If x^3+3ax^2+bx+c is a perfect cube .prove that b^3=27c^2
to have your expanded cubic start with x^2
you must have cubed a binomial of the form (x + m)^3
if we expand (x+m)^3 we get
x^3 + 3x^2 m + 3x m^2 + m^3
compare that with your given
x^3 + 3ax^2 + bx + c
we can say:
3a = 3 ---> a = 1
3xm^2 = bx ---> b = 3m^2
and c = m^3
so we want to prove b^3 = 27c^2
LS = b^3 = 27m^6
RS = 27(m^6) = LS
all done!
To prove that b^3 = 27c^2 when the cubic equation x^3 + 3ax^2 + bx + c is a perfect cube, we need to show that the given equation can be expressed as (mx + n)^3 for some values of m and n.
Let's begin by assuming that the given equation can be expressed as (mx + n)^3. Expanding this, we get:
(mx + n)^3 = (mx)^3 + 3(mx)^2n + 3m(nx)^2 + n^3
= m^3x^3 + 3m^2nx^2 + 3mn^2x + n^3
Now, we can compare the coefficients of the two equations:
Coefficient of x^3: m^3 = 1 (as we are assuming the given equation is a perfect cube, and the coefficient of x^3 is 1)

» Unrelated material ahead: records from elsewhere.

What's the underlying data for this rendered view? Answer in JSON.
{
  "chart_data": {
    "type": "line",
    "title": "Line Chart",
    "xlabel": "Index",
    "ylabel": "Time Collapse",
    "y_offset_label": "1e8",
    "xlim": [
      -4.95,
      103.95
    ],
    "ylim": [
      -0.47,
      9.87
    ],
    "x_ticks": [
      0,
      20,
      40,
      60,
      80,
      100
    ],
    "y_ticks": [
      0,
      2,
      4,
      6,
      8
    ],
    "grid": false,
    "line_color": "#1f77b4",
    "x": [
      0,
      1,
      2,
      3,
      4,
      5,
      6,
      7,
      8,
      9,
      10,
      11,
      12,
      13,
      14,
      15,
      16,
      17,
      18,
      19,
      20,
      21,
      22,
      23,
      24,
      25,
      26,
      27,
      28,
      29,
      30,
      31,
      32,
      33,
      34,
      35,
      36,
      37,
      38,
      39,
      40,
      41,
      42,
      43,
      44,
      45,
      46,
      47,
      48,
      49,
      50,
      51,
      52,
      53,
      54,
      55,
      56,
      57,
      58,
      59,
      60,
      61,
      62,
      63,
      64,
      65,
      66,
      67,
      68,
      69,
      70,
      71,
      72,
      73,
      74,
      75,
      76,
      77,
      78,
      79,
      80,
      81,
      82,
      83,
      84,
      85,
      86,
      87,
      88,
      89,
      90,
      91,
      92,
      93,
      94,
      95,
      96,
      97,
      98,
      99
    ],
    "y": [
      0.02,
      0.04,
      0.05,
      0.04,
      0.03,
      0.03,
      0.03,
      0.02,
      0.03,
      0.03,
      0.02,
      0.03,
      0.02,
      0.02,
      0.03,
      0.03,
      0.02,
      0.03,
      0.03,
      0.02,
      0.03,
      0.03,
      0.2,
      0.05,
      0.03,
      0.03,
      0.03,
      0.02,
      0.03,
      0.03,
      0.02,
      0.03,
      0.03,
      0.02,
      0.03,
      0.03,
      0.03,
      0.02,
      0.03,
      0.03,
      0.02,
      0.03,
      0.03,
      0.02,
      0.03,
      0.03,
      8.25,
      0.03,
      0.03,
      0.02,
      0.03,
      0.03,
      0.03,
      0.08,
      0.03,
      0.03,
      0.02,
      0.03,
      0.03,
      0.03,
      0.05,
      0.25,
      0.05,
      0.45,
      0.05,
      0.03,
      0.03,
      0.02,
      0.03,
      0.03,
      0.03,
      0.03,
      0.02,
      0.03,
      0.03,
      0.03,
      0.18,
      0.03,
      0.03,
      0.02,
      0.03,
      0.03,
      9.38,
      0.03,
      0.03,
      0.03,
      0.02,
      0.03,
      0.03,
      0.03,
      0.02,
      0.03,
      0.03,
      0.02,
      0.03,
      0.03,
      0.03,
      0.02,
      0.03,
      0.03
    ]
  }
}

Coefficient of x^2: 3m^2n = 3a (from the given equation, the coefficient of x^2 is 3a)
Coefficient of x: 3mn^2 = b (from the given equation, the coefficient of x is b)
Constant term: n^3 = c (from the given equation, the constant term is c)
From the coefficient of x^3, we can conclude that m = 1.
Substituting this value of m in the coefficient of x^2, we get: 3n = 3a, which simplifies to n = a.
Similarly, substituting the value of m in the coefficient of x, we get: 3n^2 = b, which simplifies to 3a^2 = b.
Finally, from the constant term, we have n^3 = c, which can be written as a^3 = c.
Now, let's calculate b^3 and 27c^2:
b^3 = (3a^2)^3 = 27a^6
27c^2 = 27(a^3)^2 = 27a^6
As we can see, b^3 and 27c^2 are equal, which proves that b^3 = 27c^2 when the given cubic equation x^3 + 3ax^2 + bx + c is a perfect cube.
In summary, we have shown that if the given cubic equation can be expressed as (mx + n)^3, with m = 1 and n = a, then b^3 = 27c^2.